## Histograms: Reward Distribution Comparison (RAP-MCTS vs SC-MCTS*)
### Overview
The image contains two side-by-side histograms comparing reward distributions. The left histogram represents the baseline RAP-MCTS system, while the right histogram shows the SC-MCTS* system. Both use frequency counts on the y-axis, with distinct x-axis ranges and color-coded distributions.
### Components/Axes
**Left Histogram (RAP-MCTS):**
- **X-axis**: Reward values ranging from -640 to -560 (intervals of ~20)
- **Y-axis**: Frequency (0 to 2000)
- **Legend**:
- Spearman: 0.01
- Pearson: 0.01
- P-value: 0.2624
- **Color**: Uniform blue bars
**Right Histogram (SC-MCTS*):**
- **X-axis**: Δa values ranging from -4 to 4 (intervals of ~1)
- **Y-axis**: Frequency (0 to 2500)
- **Legend**:
- Spearman: 0.32
- Pearson: 0.32
- P-value: <0.0001
- **Color Gradient**: Purple (0.0) to Yellow (0.6) indicating "Proportion of Positive Δa"
### Detailed Analysis
**Left Histogram (RAP-MCTS):**
- Peak frequency (~2000) occurs at reward value -600
- Distribution spreads symmetrically between -640 and -560
- Frequencies decrease gradually toward the edges
- No visible color variation (uniform blue)

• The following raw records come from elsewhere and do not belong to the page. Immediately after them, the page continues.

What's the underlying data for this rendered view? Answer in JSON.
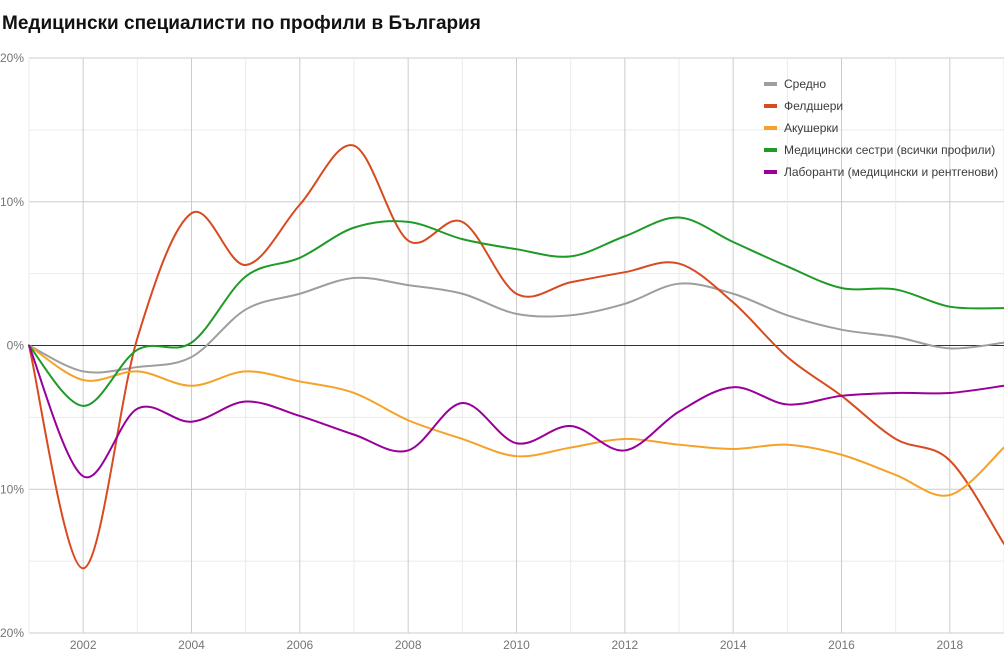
{
  "chart_data": {
    "type": "line",
    "title": "Медицински специалисти по профили в България",
    "xlabel": "",
    "ylabel": "",
    "x": [
      2001,
      2002,
      2003,
      2004,
      2005,
      2006,
      2007,
      2008,
      2009,
      2010,
      2011,
      2012,
      2013,
      2014,
      2015,
      2016,
      2017,
      2018,
      2019
    ],
    "xlim": [
      2001,
      2019
    ],
    "ylim": [
      -20,
      20
    ],
    "x_ticks": [
      "2002",
      "2004",
      "2006",
      "2008",
      "2010",
      "2012",
      "2014",
      "2016",
      "2018"
    ],
    "y_ticks": [
      "-20%",
      "-10%",
      "0%",
      "10%",
      "20%"
    ],
    "grid": true,
    "legend_position": "top-right",
    "series": [
      {
        "name": "Средно",
        "color": "#9e9e9e",
        "values": [
          0,
          -1.8,
          -1.5,
          -0.8,
          2.5,
          3.6,
          4.7,
          4.2,
          3.6,
          2.2,
          2.1,
          2.9,
          4.3,
          3.6,
          2.1,
          1.1,
          0.6,
          -0.2,
          0.2
        ]
      },
      {
        "name": "Фелдшери",
        "color": "#d84a1f",
        "values": [
          0,
          -15.5,
          0.5,
          9.2,
          5.6,
          9.8,
          13.9,
          7.3,
          8.6,
          3.6,
          4.4,
          5.1,
          5.7,
          3.0,
          -0.8,
          -3.5,
          -6.5,
          -8.0,
          -13.8
        ]
      },
      {
        "name": "Акушерки",
        "color": "#f5a229",
        "values": [
          0,
          -2.4,
          -1.8,
          -2.8,
          -1.8,
          -2.5,
          -3.3,
          -5.2,
          -6.5,
          -7.7,
          -7.1,
          -6.5,
          -6.9,
          -7.2,
          -6.9,
          -7.6,
          -9.0,
          -10.4,
          -7.1
        ]
      },
      {
        "name": "Медицински сестри (всички профили)",
        "color": "#1e9a26",
        "values": [
          0,
          -4.2,
          -0.3,
          0.2,
          4.8,
          6.1,
          8.2,
          8.6,
          7.4,
          6.7,
          6.2,
          7.6,
          8.9,
          7.2,
          5.5,
          4.0,
          3.9,
          2.7,
          2.6
        ]
      },
      {
        "name": "Лаборанти (медицински и рентгенови)",
        "color": "#990099",
        "values": [
          0,
          -9.1,
          -4.4,
          -5.3,
          -3.9,
          -4.9,
          -6.2,
          -7.3,
          -4.0,
          -6.8,
          -5.6,
          -7.3,
          -4.6,
          -2.9,
          -4.1,
          -3.5,
          -3.3,
          -3.3,
          -2.8
        ]
      }
    ]
  }
}
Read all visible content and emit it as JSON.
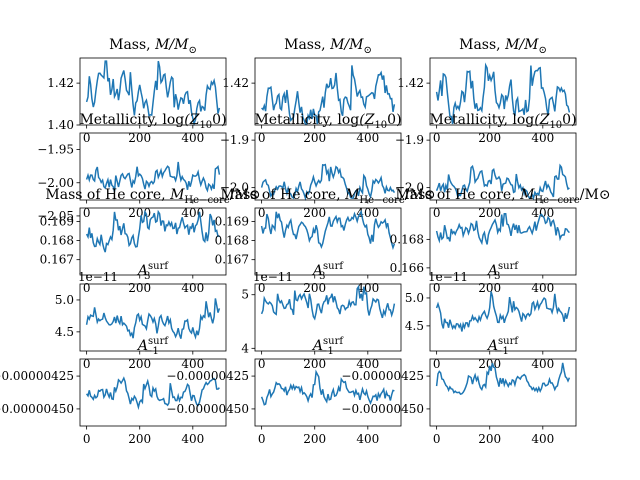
{
  "chart_data": [
    {
      "type": "line",
      "title": "Mass, $M/M_\\odot$",
      "title_main": "Mass, ",
      "title_math": "M/M",
      "title_sub": "⊙",
      "ylim": [
        1.4,
        1.432
      ],
      "xlim": [
        -25,
        525
      ],
      "yticks": [
        {
          "v": 1.4,
          "label": "1.40"
        },
        {
          "v": 1.42,
          "label": "1.42"
        }
      ],
      "xticks": [
        {
          "v": 0,
          "label": "0"
        },
        {
          "v": 200,
          "label": "200"
        },
        {
          "v": 400,
          "label": "400"
        }
      ],
      "offset_text": "",
      "gen": {
        "base": 1.412,
        "amp": 0.009,
        "seed": 1,
        "min": 1.4005,
        "max": 1.4305
      }
    },
    {
      "type": "line",
      "title": "Mass, $M/M_\\odot$",
      "title_main": "Mass, ",
      "title_math": "M/M",
      "title_sub": "⊙",
      "ylim": [
        1.4,
        1.432
      ],
      "xlim": [
        -25,
        525
      ],
      "yticks": [
        {
          "v": 1.42,
          "label": "1.42"
        }
      ],
      "xticks": [
        {
          "v": 0,
          "label": "0"
        },
        {
          "v": 200,
          "label": "200"
        },
        {
          "v": 400,
          "label": "400"
        }
      ],
      "offset_text": "",
      "gen": {
        "base": 1.412,
        "amp": 0.009,
        "seed": 2,
        "min": 1.4005,
        "max": 1.4305
      }
    },
    {
      "type": "line",
      "title": "Mass, $M/M_\\odot$",
      "title_main": "Mass, ",
      "title_math": "M/M",
      "title_sub": "⊙",
      "ylim": [
        1.4,
        1.432
      ],
      "xlim": [
        -25,
        525
      ],
      "yticks": [
        {
          "v": 1.42,
          "label": "1.42"
        }
      ],
      "xticks": [
        {
          "v": 0,
          "label": "0"
        },
        {
          "v": 200,
          "label": "200"
        },
        {
          "v": 400,
          "label": "400"
        }
      ],
      "offset_text": "",
      "gen": {
        "base": 1.41,
        "amp": 0.009,
        "seed": 3,
        "min": 1.4005,
        "max": 1.4305
      }
    },
    {
      "type": "line",
      "title": "Metallicity, $\\log_{10}(Z_0)$",
      "title_main": "Metallicity, log",
      "title_math": "(Z",
      "title_sub": "10",
      "title_tail": "0)",
      "ylim": [
        -2.026,
        -1.925
      ],
      "xlim": [
        -25,
        525
      ],
      "yticks": [
        {
          "v": -1.95,
          "label": "−1.95"
        },
        {
          "v": -2.0,
          "label": "−2.00"
        },
        {
          "v": -2.05,
          "label": "−2.05"
        }
      ],
      "xticks": [
        {
          "v": 0,
          "label": "0"
        },
        {
          "v": 200,
          "label": "200"
        },
        {
          "v": 400,
          "label": "400"
        }
      ],
      "offset_text": "",
      "gen": {
        "base": -2.0,
        "amp": 0.015,
        "seed": 4,
        "min": -2.022,
        "max": -1.935
      }
    },
    {
      "type": "line",
      "title": "Metallicity, $\\log_{10}(Z_0)$",
      "title_main": "Metallicity, log",
      "title_math": "(Z",
      "title_sub": "10",
      "title_tail": "0)",
      "ylim": [
        -2.026,
        -1.885
      ],
      "xlim": [
        -25,
        525
      ],
      "yticks": [
        {
          "v": -1.9,
          "label": "−1.9"
        },
        {
          "v": -2.0,
          "label": "−2.0"
        }
      ],
      "xticks": [
        {
          "v": 0,
          "label": "0"
        },
        {
          "v": 200,
          "label": "200"
        },
        {
          "v": 400,
          "label": "400"
        }
      ],
      "offset_text": "",
      "gen": {
        "base": -2.0,
        "amp": 0.02,
        "seed": 5,
        "min": -2.022,
        "max": -1.895
      }
    },
    {
      "type": "line",
      "title": "Metallicity, $\\log_{10}(Z_0)$",
      "title_main": "Metallicity, log",
      "title_math": "(Z",
      "title_sub": "10",
      "title_tail": "0)",
      "ylim": [
        -2.026,
        -1.885
      ],
      "xlim": [
        -25,
        525
      ],
      "yticks": [
        {
          "v": -1.9,
          "label": "−1.9"
        },
        {
          "v": -2.0,
          "label": "−2.0"
        }
      ],
      "xticks": [
        {
          "v": 0,
          "label": "0"
        },
        {
          "v": 200,
          "label": "200"
        },
        {
          "v": 400,
          "label": "400"
        }
      ],
      "offset_text": "",
      "gen": {
        "base": -2.0,
        "amp": 0.02,
        "seed": 6,
        "min": -2.022,
        "max": -1.895
      }
    },
    {
      "type": "line",
      "title": "Mass of He core, $M_{He-core}/M_\\odot$",
      "title_main": "Mass of He core, ",
      "title_math": "M",
      "title_sub": "He−core",
      "title_tail": "/M⊙",
      "ylim": [
        0.1662,
        0.1697
      ],
      "xlim": [
        -25,
        525
      ],
      "yticks": [
        {
          "v": 0.169,
          "label": "0.169"
        },
        {
          "v": 0.168,
          "label": "0.168"
        },
        {
          "v": 0.167,
          "label": "0.167"
        }
      ],
      "xticks": [
        {
          "v": 0,
          "label": "0"
        },
        {
          "v": 200,
          "label": "200"
        },
        {
          "v": 400,
          "label": "400"
        }
      ],
      "offset_text": "",
      "gen": {
        "base": 0.1682,
        "amp": 0.0007,
        "seed": 7,
        "min": 0.1665,
        "max": 0.1695
      }
    },
    {
      "type": "line",
      "title": "Mass of He core, $M_{He-core}/M_\\odot$",
      "title_main": "Mass of He core, ",
      "title_math": "M",
      "title_sub": "He−core",
      "title_tail": "/M⊙",
      "ylim": [
        0.1662,
        0.1697
      ],
      "xlim": [
        -25,
        525
      ],
      "yticks": [
        {
          "v": 0.169,
          "label": "0.169"
        },
        {
          "v": 0.168,
          "label": "0.168"
        },
        {
          "v": 0.167,
          "label": "0.167"
        }
      ],
      "xticks": [
        {
          "v": 0,
          "label": "0"
        },
        {
          "v": 200,
          "label": "200"
        },
        {
          "v": 400,
          "label": "400"
        }
      ],
      "offset_text": "",
      "gen": {
        "base": 0.1685,
        "amp": 0.0006,
        "seed": 8,
        "min": 0.1665,
        "max": 0.1695
      }
    },
    {
      "type": "line",
      "title": "Mass of He core, $M_{He-core}/M_\\odot$",
      "title_main": "Mass of He core, ",
      "title_math": "M",
      "title_sub": "He−core",
      "title_tail": "/M⊙",
      "ylim": [
        0.1655,
        0.1702
      ],
      "xlim": [
        -25,
        525
      ],
      "yticks": [
        {
          "v": 0.168,
          "label": "0.168"
        },
        {
          "v": 0.166,
          "label": "0.166"
        }
      ],
      "xticks": [
        {
          "v": 0,
          "label": "0"
        },
        {
          "v": 200,
          "label": "200"
        },
        {
          "v": 400,
          "label": "400"
        }
      ],
      "offset_text": "",
      "gen": {
        "base": 0.1685,
        "amp": 0.0008,
        "seed": 9,
        "min": 0.166,
        "max": 0.1698
      }
    },
    {
      "type": "line",
      "title": "$A_3^{\\rm surf}$",
      "title_main": "",
      "title_math": "A",
      "title_sub": "3",
      "title_sup": "surf",
      "ylim": [
        4.2,
        5.25
      ],
      "xlim": [
        -25,
        525
      ],
      "yticks": [
        {
          "v": 5.0,
          "label": "5.0"
        },
        {
          "v": 4.5,
          "label": "4.5"
        }
      ],
      "xticks": [
        {
          "v": 0,
          "label": "0"
        },
        {
          "v": 200,
          "label": "200"
        },
        {
          "v": 400,
          "label": "400"
        }
      ],
      "offset_text": "1e−11",
      "gen": {
        "base": 4.65,
        "amp": 0.18,
        "seed": 10,
        "min": 4.22,
        "max": 5.2
      }
    },
    {
      "type": "line",
      "title": "$A_3^{\\rm surf}$",
      "title_main": "",
      "title_math": "A",
      "title_sub": "3",
      "title_sup": "surf",
      "ylim": [
        3.95,
        5.2
      ],
      "xlim": [
        -25,
        525
      ],
      "yticks": [
        {
          "v": 5,
          "label": "5"
        },
        {
          "v": 4,
          "label": "4"
        }
      ],
      "xticks": [
        {
          "v": 0,
          "label": "0"
        },
        {
          "v": 200,
          "label": "200"
        },
        {
          "v": 400,
          "label": "400"
        }
      ],
      "offset_text": "1e−11",
      "gen": {
        "base": 4.75,
        "amp": 0.2,
        "seed": 11,
        "min": 4.0,
        "max": 5.15
      }
    },
    {
      "type": "line",
      "title": "$A_3^{\\rm surf}$",
      "title_main": "",
      "title_math": "A",
      "title_sub": "3",
      "title_sup": "surf",
      "ylim": [
        4.05,
        5.25
      ],
      "xlim": [
        -25,
        525
      ],
      "yticks": [
        {
          "v": 5.0,
          "label": "5.0"
        },
        {
          "v": 4.5,
          "label": "4.5"
        }
      ],
      "xticks": [
        {
          "v": 0,
          "label": "0"
        },
        {
          "v": 200,
          "label": "200"
        },
        {
          "v": 400,
          "label": "400"
        }
      ],
      "offset_text": "1e−11",
      "gen": {
        "base": 4.7,
        "amp": 0.18,
        "seed": 12,
        "min": 4.1,
        "max": 5.15
      }
    },
    {
      "type": "line",
      "title": "$A_{-1}^{\\rm surf}$",
      "title_main": "",
      "title_math": "A",
      "title_sub": "−1",
      "title_sup": "surf",
      "ylim": [
        -4.63e-06,
        -4.12e-06
      ],
      "xlim": [
        -25,
        525
      ],
      "yticks": [
        {
          "v": -4.25e-06,
          "label": "−0.00000425"
        },
        {
          "v": -4.5e-06,
          "label": "−0.00000450"
        }
      ],
      "xticks": [
        {
          "v": 0,
          "label": "0"
        },
        {
          "v": 200,
          "label": "200"
        },
        {
          "v": 400,
          "label": "400"
        }
      ],
      "offset_text": "",
      "gen": {
        "base": -4.4e-06,
        "amp": 7e-08,
        "seed": 13,
        "min": -4.6e-06,
        "max": -4.15e-06
      }
    },
    {
      "type": "line",
      "title": "$A_{-1}^{\\rm surf}$",
      "title_main": "",
      "title_math": "A",
      "title_sub": "−1",
      "title_sup": "surf",
      "ylim": [
        -4.63e-06,
        -4.12e-06
      ],
      "xlim": [
        -25,
        525
      ],
      "yticks": [
        {
          "v": -4.25e-06,
          "label": "−0.00000425"
        },
        {
          "v": -4.5e-06,
          "label": "−0.00000450"
        }
      ],
      "xticks": [
        {
          "v": 0,
          "label": "0"
        },
        {
          "v": 200,
          "label": "200"
        },
        {
          "v": 400,
          "label": "400"
        }
      ],
      "offset_text": "",
      "gen": {
        "base": -4.4e-06,
        "amp": 7e-08,
        "seed": 14,
        "min": -4.6e-06,
        "max": -4.15e-06
      }
    },
    {
      "type": "line",
      "title": "$A_{-1}^{\\rm surf}$",
      "title_main": "",
      "title_math": "A",
      "title_sub": "−1",
      "title_sup": "surf",
      "ylim": [
        -4.63e-06,
        -4.12e-06
      ],
      "xlim": [
        -25,
        525
      ],
      "yticks": [
        {
          "v": -4.25e-06,
          "label": "−0.00000425"
        },
        {
          "v": -4.5e-06,
          "label": "−0.00000450"
        }
      ],
      "xticks": [
        {
          "v": 0,
          "label": "0"
        },
        {
          "v": 200,
          "label": "200"
        },
        {
          "v": 400,
          "label": "400"
        }
      ],
      "offset_text": "",
      "gen": {
        "base": -4.3e-06,
        "amp": 6e-08,
        "seed": 15,
        "min": -4.6e-06,
        "max": -4.15e-06
      }
    }
  ],
  "colors": {
    "line": "#1f77b4",
    "axes": "#000000",
    "background": "#ffffff"
  }
}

**Right Histogram (SC-MCTS*):**
- Peak frequency (~2500) occurs at Δa = 0
- Distribution narrows significantly compared to RAP-MCTS
- Right tail (positive Δa) shows higher frequency density
- Color gradient transitions from purple (left) to yellow (right), indicating increasing proportion of positive Δa values
### Key Observations
1. **Distribution Shape**:
- RAP-MCTS shows a wider, more uniform distribution
- SC-MCTS* exhibits a sharper peak at 0 with steeper declines on both sides
2. **Statistical Significance**:
- SC-MCTS* has a P-value <0.0001 vs RAP-MCTS' 0.2624, indicating highly significant differences
- Spearman/Pearson correlations (0.32 vs 0.01) suggest stronger linear relationships in SC-MCTS*
3. **Δa Proportions**:
- Right histogram's color gradient shows ~60% of rewards have positive Δa values (yellow region)
### Interpretation
The SC-MCTS* system demonstrates:
- **Improved Performance**: Narrower, more concentrated reward distribution around 0 suggests better target achievement
- **Statistical Robustness**: Lower P-value (<0.0001) confirms significant improvement over baseline
- **Positive Bias**: Color gradient reveals majority of rewards show positive Δa values, indicating systematic improvement
- **Correlation Strength**: Higher Spearman/Pearson values (0.32) suggest more consistent linear relationships in reward outcomes
The baseline RAP-MCTS shows:
- **Wider Variability**: Broader distribution implies less consistent performance
- **Negative Bias**: All rewards cluster in negative territory (-640 to -560)
- **Weaker Correlations**: Near-zero Spearman/Pearson values indicate minimal linear relationships
The color-coded Δa proportions in SC-MCTS* provide granular insight into reward quality distribution, revealing that higher positive deviations are more frequent in the improved system.